CNN’s Jake Tapper Must Be On The CIA’s Payroll To Destroy Trump (Video)

HS Adviser Bossert ‘Proud’ of Trump’s Response to Charlottesville

By Sandy Fitzgerald

White House Homeland Security adviser Tom Bossert (Mark Wilson/Getty Images)

White House Homeland Security adviser Tom Bossert Sunday dismissed critics who say President Donald Trump did not adequately condemn white supremacists following violent protests in Charlottesville, Virginia this weekend, saying that his comments were appropriate and adequate.

“This isn’t about President Trump,” Bossert told CNN “State of the Union” anchor Jake Tapper during a heated interview Sunday. “This is about a level of violence and hatred that could not be tolerated in this country.”

Bossert said he was with Trump Saturday when he made his statements about the riots, and he is “proud of the fact that he stood up and calmly looked into the camera and condemned this violence and bigotry in all its forms.

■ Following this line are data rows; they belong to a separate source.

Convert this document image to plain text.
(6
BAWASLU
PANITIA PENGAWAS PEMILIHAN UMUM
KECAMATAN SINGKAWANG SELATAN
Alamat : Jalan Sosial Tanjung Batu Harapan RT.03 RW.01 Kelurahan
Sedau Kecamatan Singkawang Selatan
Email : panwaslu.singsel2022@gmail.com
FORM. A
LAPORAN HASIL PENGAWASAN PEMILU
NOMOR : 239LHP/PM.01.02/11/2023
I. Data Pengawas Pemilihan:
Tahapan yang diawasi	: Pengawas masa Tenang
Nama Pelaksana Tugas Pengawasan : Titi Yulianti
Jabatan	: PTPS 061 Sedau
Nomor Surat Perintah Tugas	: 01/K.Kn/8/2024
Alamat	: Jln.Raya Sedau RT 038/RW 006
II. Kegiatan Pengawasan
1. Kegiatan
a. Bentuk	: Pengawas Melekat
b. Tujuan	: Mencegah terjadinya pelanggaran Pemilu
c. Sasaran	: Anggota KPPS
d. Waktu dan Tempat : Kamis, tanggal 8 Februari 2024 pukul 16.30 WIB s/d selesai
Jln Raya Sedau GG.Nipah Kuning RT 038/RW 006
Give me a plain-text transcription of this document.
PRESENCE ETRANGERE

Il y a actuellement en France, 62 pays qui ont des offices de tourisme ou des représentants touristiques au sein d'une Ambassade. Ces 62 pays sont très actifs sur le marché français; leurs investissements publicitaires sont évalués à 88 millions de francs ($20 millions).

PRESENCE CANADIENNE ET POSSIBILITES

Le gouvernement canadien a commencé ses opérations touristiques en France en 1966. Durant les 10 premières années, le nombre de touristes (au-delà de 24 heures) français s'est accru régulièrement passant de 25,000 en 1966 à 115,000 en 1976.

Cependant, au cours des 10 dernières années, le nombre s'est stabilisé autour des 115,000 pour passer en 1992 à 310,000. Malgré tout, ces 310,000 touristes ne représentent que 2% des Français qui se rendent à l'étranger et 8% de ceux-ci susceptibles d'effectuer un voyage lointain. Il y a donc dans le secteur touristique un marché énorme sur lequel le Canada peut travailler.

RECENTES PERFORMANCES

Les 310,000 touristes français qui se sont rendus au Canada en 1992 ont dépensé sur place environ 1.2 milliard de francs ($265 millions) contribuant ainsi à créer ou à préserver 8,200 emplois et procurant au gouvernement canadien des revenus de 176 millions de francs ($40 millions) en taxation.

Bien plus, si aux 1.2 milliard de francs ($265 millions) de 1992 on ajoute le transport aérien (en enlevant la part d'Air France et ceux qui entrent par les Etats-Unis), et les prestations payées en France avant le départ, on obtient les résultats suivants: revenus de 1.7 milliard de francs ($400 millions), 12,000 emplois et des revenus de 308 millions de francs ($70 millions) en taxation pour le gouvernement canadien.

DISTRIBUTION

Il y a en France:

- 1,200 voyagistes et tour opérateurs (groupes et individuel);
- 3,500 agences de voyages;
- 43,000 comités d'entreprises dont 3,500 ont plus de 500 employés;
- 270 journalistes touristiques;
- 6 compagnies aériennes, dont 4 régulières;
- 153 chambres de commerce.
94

This racial intolerance and racial bigotry cannot be condoned.”

Republicans and Democrats alike are slamming Trump, however, for his comments condemning racism and bigotry on “many sides” following the violent confrontations and after a man rammed counterprotesters with his car.

Bossert, though, on Sunday defended Trump, saying his comments were appropriate as the protests “turned into an unacceptable level of violence at all levels.”

“This wasn’t just some fighting,” said Bossert. “This turned into an unacceptable degree of violence and ended in the most tragic way possible. We have two police officers dead…we have a young woman that passed away and others critically injured.”

But, he insisted, the incidents are not about Trump, but about “a degree of violence and of hatred that cannot be tolerated in this country.”

Tapper, though, pointed out that Trump’s words have been praised by white supremacists and neo-nazis, including on a neo-nazi website that proclaimed “Trump comments were good. He said he loves us all. Also refused to answer a question about white nationalists supporting him. When asked to condemn, he just walked out of the room. Really, really good. God bless him.”

Bossart said such words of the “ignorant” mean little to him and should have less weight with Tapper and the media, but they don’t.

Trump, continued Bossert, believes Americans should have an open debate on racism and violence in the United States.

“This is unacceptable,” he said. “This violence cannot stand. He made that clear yesterday.”

Bossert said he does believe there were good people in Charlottesville to protest the removal or maintenance of a statue of Confederate Gen. Robert E. Lee, but they showed up to find violent groups from both sides, “dressed in riot gear and prepared for violence.”

He also rejected Tapper’s argument that the counterprotesters did not kill anyone.

“I don’t for one moment and I won’t allow you for one second to put me in a position of being an apologist for someone who is now a charged murderer,” said Bossert. “This individual should face swift justice. The president of the United States shares that view. I know he does.”

Tapper, though, told Bossert he “decried both sides,” which Bossert denied.

“What I would decry is the individual that committed murder yesterday,” he said. “What I would not do, though, is quibble with this notion that any of this is acceptable. These groups showed up spewing hate. These groups showed up looking for violence.”